Monday, Jul. 09, 1973
The Quest for No. 715
Who is the alltime major league leader in runs batted in? The No. 1 hitter in total bases? Who has hit for 300 or more total bases, played in 150 or more games, scored 100 or more runs or slugged 30 or more home runs in more seasons than any player in the history of baseball?
Even that inveterate worshiper of statistics, the classic baseball nut, might not recall that all those records are held by the same man: Henry Aaron of the Atlanta Braves. But this season no fan needs a record book to realize that Hammerin' Hank is threatening to break the most glamorous mark in sports, the 714 home runs hit by Babe Ruth.
Live Ball. Some stat-happy fans feel that Aaron's assault on Ruth's monument somehow belittles baseball's most legendary figure. They point out that Aaron, in his 19th season, has gone to the plate 2,700 more times than Ruth and is hitting a livelier ball. Aaron's supporters counter with the argument that Ruth never had to cope with the hitting problems created by such modern phenomena as night games and jet lag.
"I'm not trying to make anyone forget the Babe," pleads Henry, "but only to remember Aaron."
In spring training Aaron was ready to forget all talk of his hitting the 42 home runs it would take to break Ruth's record this season. Now 39, he claimed that he was less able to handle the "hard stuff," the 90-m.p.h. screamers that are thrown by fastball pitchers. Though the sources of his power--a rippling physique (6 ft., 190 Ibs.) and thick, whippy wrists that are bigger (8 in. around) than Muhammad Ali's--seem as sound as ever, he has been conserving himself by sitting out the second half of doubleheaders and avoiding afternoon games when he has played the night before.
Nonetheless, with half the season still before him, Aaron has already clouted 20 home runs. That remarkably strong pace, if continued, will put him within striking distance of Ruth's mark by mid-September.
The prospect is already causing the kind of excitement that followed Roger Maris in 1961 when the Yankee star was on the verge of breaking Ruth's record of 60 homers in a single season.
Aware that the pressure gave Maris a nervous condition that caused some of his hair to fall out, Aaron is trying to play it cool. It is not easy for a man who is known as one of the most accessible and accommodating stars in the game.
Hounded by newsmen and autograph seekers wherever he goes, he has taken to holing up in his hotel room on road trips. At home, he avoids the crowds by parking his car in the stadium tunnel instead of the players' parking lot.
During one game earlier this season the racial baiting by a few Atlanta fans was so bad that Aaron shouted back: "I'm coming up there to kick your butt in if you don't shut your rotten mouth." Though the worst of his hate mail is kept from him, the black outfielder is aware of the resentment against him for "infringing on a white man's record." Says he: "What am I supposed to do? Stop trying to hit home runs?"

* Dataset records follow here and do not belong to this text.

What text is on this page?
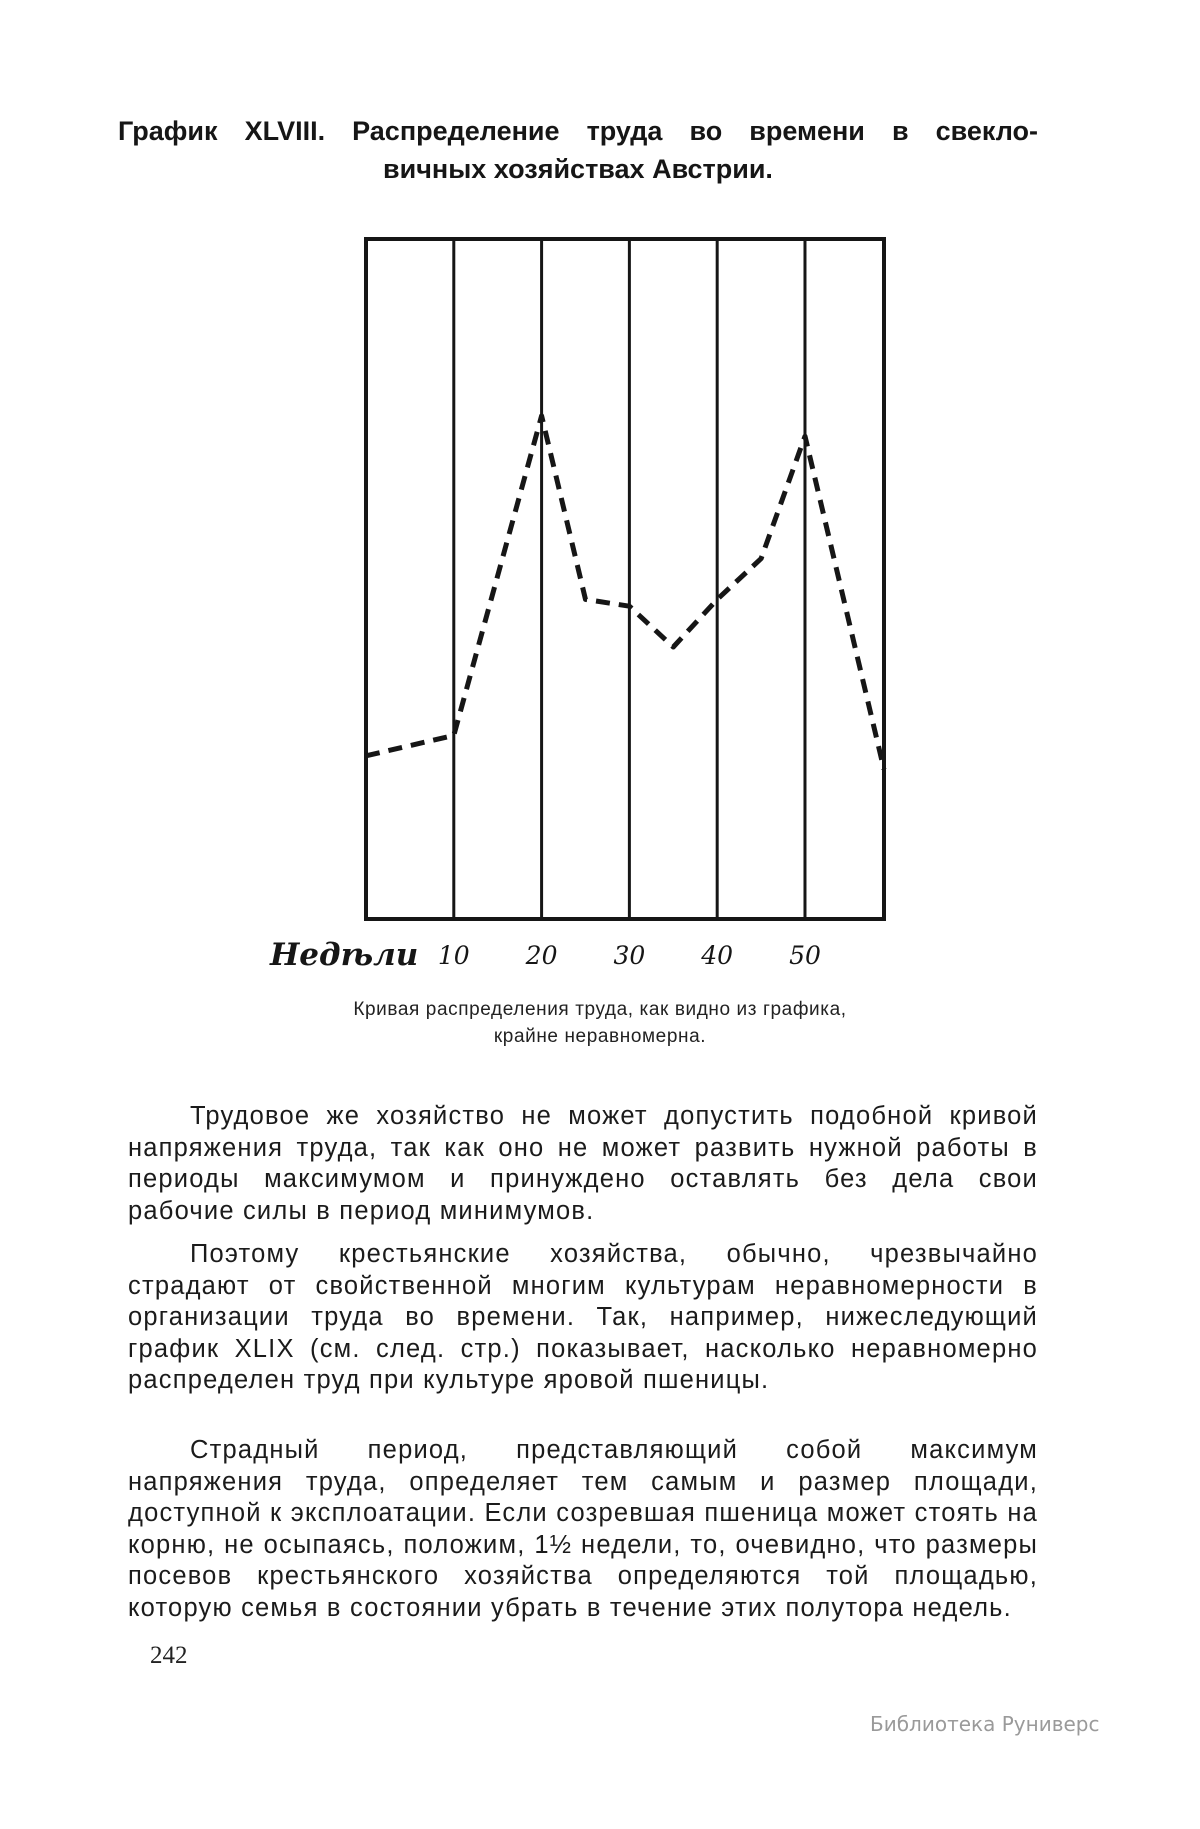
График XLVIII. Распределение труда во времени в свекло-
вичных хозяйствах Австрии.
Недѣли 10 20 30 40 50
Кривая распределения труда, как видно из графика,
крайне неравномерна.

Трудовое же хозяйство не может допустить подобной кривой напряжения труда, так как оно не может развить нужной работы в периоды максимумом и принуждено оставлять без дела свои рабочие силы в период минимумов.

Поэтому крестьянские хозяйства, обычно, чрезвычайно страдают от свойственной многим культурам неравномерности в организации труда во времени. Так, например, нижеследующий график XLIX (см. след. стр.) показывает, насколько неравномерно распределен труд при культуре яровой пшеницы.

Страдный период, представляющий собой максимум напряжения труда, определяет тем самым и размер площади, доступной к эксплоатации. Если созревшая пшеница может стоять на корню, не осыпаясь, положим, 1½ недели, то, очевидно, что размеры посевов крестьянского хозяйства определяются той площадью, которую семья в состоянии убрать в течение этих полутора недель.

242
Библиотека Руниверс
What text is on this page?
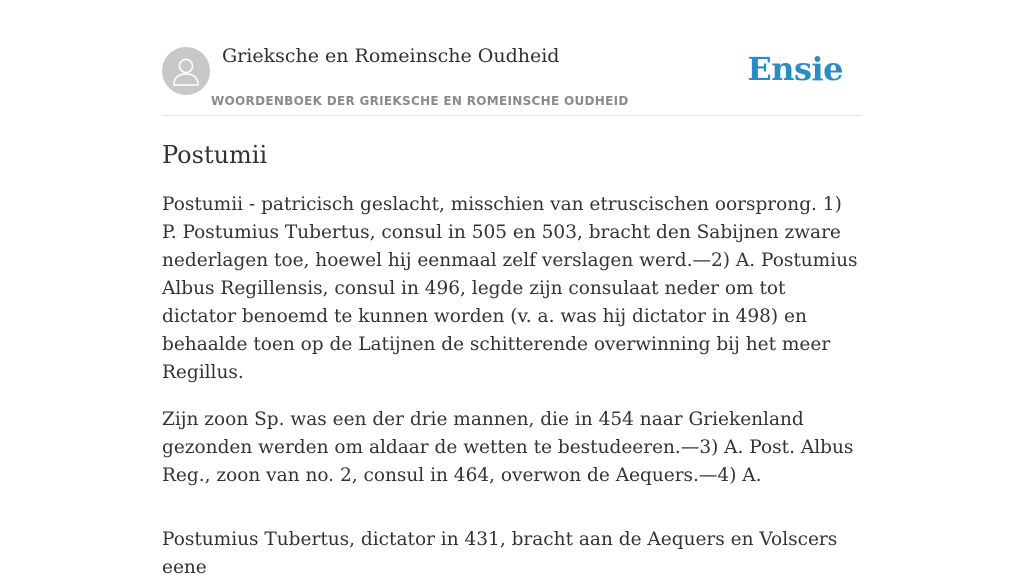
Grieksche en Romeinsche Oudheid
WOORDENBOEK DER GRIEKSCHE EN ROMEINSCHE OUDHEID
Ensie
Postumii

Postumii - patricisch geslacht, misschien van etruscischen oorsprong. 1) P. Postumius Tubertus, consul in 505 en 503, bracht den Sabijnen zware nederlagen toe, hoewel hij eenmaal zelf verslagen werd.—2) A. Postumius Albus Regillensis, consul in 496, legde zijn consulaat neder om tot dictator benoemd te kunnen worden (v. a. was hij dictator in 498) en behaalde toen op de Latijnen de schitterende overwinning bij het meer Regillus.

Zijn zoon Sp. was een der drie mannen, die in 454 naar Griekenland gezonden werden om aldaar de wetten te bestudeeren.—3) A. Post. Albus Reg., zoon van no. 2, consul in 464, overwon de Aequers.—4) A.

Postumius Tubertus, dictator in 431, bracht aan de Aequers en Volscers eene
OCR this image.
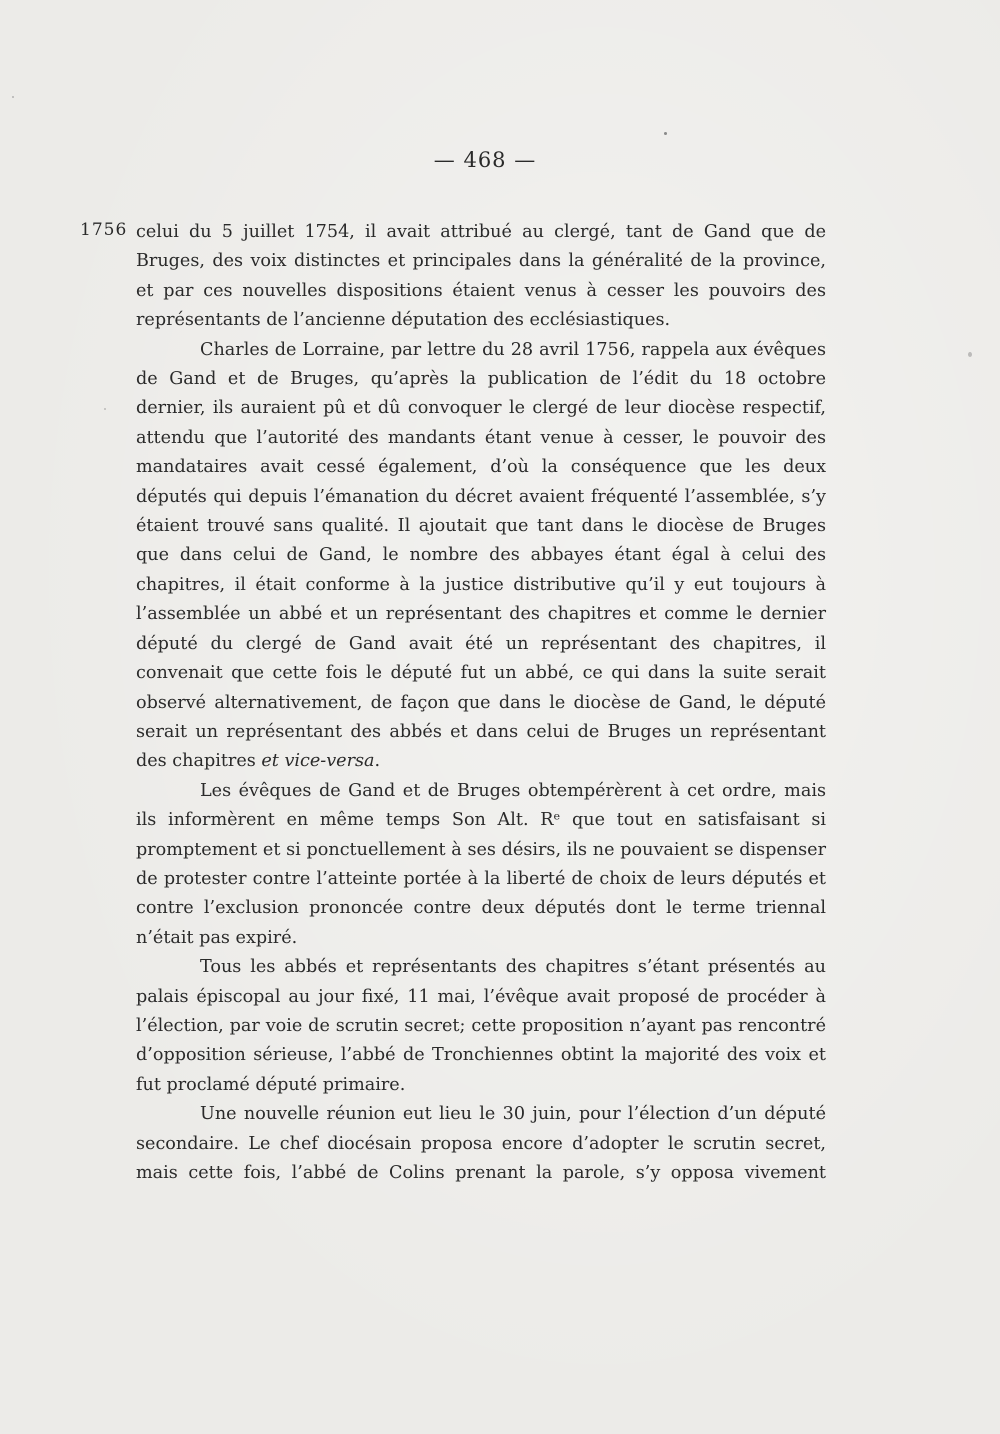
— 468 —
1756 celui du 5 juillet 1754, il avait attribué au clergé, tant de Gand que de Bruges, des voix distinctes et principales dans la généralité de la province, et par ces nouvelles dispositions étaient venus à cesser les pouvoirs des représentants de l’ancienne députation des ecclésiastiques.

Charles de Lorraine, par lettre du 28 avril 1756, rappela aux évêques de Gand et de Bruges, qu’après la publication de l’édit du 18 octobre dernier, ils auraient pû et dû convoquer le clergé de leur diocèse respectif, attendu que l’autorité des mandants étant venue à cesser, le pouvoir des mandataires avait cessé également, d’où la conséquence que les deux députés qui depuis l’émanation du décret avaient fréquenté l’assemblée, s’y étaient trouvé sans qualité. Il ajoutait que tant dans le diocèse de Bruges que dans celui de Gand, le nombre des abbayes étant égal à celui des chapitres, il était conforme à la justice distributive qu’il y eut toujours à l’assemblée un abbé et un représentant des chapitres et comme le dernier député du clergé de Gand avait été un représentant des chapitres, il convenait que cette fois le député fut un abbé, ce qui dans la suite serait observé alternativement, de façon que dans le diocèse de Gand, le député serait un représentant des abbés et dans celui de Bruges un représentant des chapitres et vice-versa.

Les évêques de Gand et de Bruges obtempérèrent à cet ordre, mais ils informèrent en même temps Son Alt. Rᵉ que tout en satisfaisant si promptement et si ponctuellement à ses désirs, ils ne pouvaient se dispenser de protester contre l’atteinte portée à la liberté de choix de leurs députés et contre l’exclusion prononcée contre deux députés dont le terme triennal n’était pas expiré.

Tous les abbés et représentants des chapitres s’étant présentés au palais épiscopal au jour fixé, 11 mai, l’évêque avait proposé de procéder à l’élection, par voie de scrutin secret; cette proposition n’ayant pas rencontré d’opposition sérieuse, l’abbé de Tronchiennes obtint la majorité des voix et fut proclamé député primaire.

Une nouvelle réunion eut lieu le 30 juin, pour l’élection d’un député secondaire. Le chef diocésain proposa encore d’adopter le scrutin secret, mais cette fois, l’abbé de Colins prenant la parole, s’y opposa vivement
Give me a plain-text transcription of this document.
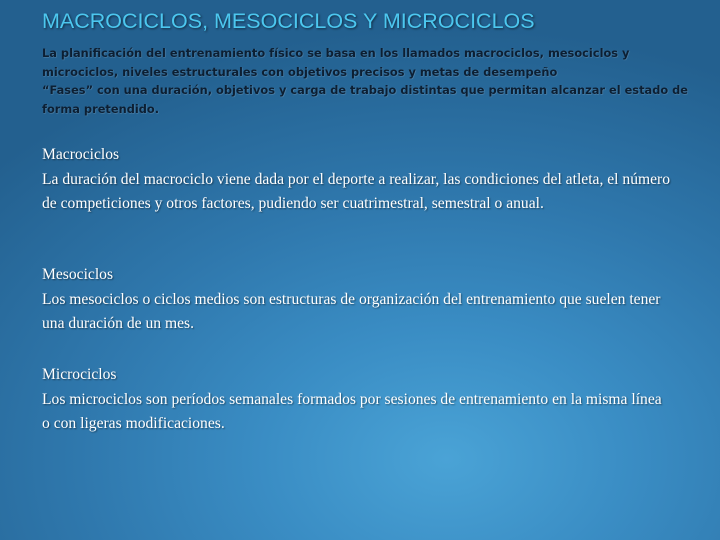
MACROCICLOS, MESOCICLOS Y MICROCICLOS

La planificación del entrenamiento físico se basa en los llamados macrociclos, mesociclos y microciclos, niveles estructurales con objetivos precisos y metas de desempeño

“Fases” con una duración, objetivos y carga de trabajo distintas que permitan alcanzar el estado de forma pretendido.

Macrociclos

La duración del macrociclo viene dada por el deporte a realizar, las condiciones del atleta, el número de competiciones y otros factores, pudiendo ser cuatrimestral, semestral o anual.

Mesociclos

Los mesociclos o ciclos medios son estructuras de organización del entrenamiento que suelen tener una duración de un mes.

Microciclos

Los microciclos son períodos semanales formados por sesiones de entrenamiento en la misma línea o con ligeras modificaciones.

Support Song. Not if the vast majority of baseball fans have anything to say about it. In recent weeks, Aaron has received more than 20,000 letters of support, and his very appearance at the plate is enough to bring a standing ovation from the fans of opposing teams. "If you fall behind 2 and 0 or 3 and 0 with Aaron," complains Los Angeles Dodger Pitcher Claude Osteen, "you begin hearing the boos from your own fans. They think you're trying to walk him when they've come to see him hit a home run." In Detroit there is a popular new recording, Move Over, Babe: "Move over, Babe, here comes Henry/ And he's swinging mean./ Move over, Babe, Hank's hit another,/ He'll break that 714."
Aaron is, in fact, being offered more assistance than Baseball Commissioner Bowie Kuhn thinks is proper. The commissioner became loudly indignant when five National League pitchers said in an interview that they would be happy to enter the record books with Aaron by "grooving" the history-making pitch. Aaron is not looking for charity; what he wants is understanding. He is concerned about "pressure from the stands," from the fans "who expect me to hit a home run every time I come to bat. I wish they would understand that
I'm not always thinking 'home run,' that I'm concentrating on getting a hit, trying to win the game." Besides, he adds, "I've found that the home runs come when you don't go for them."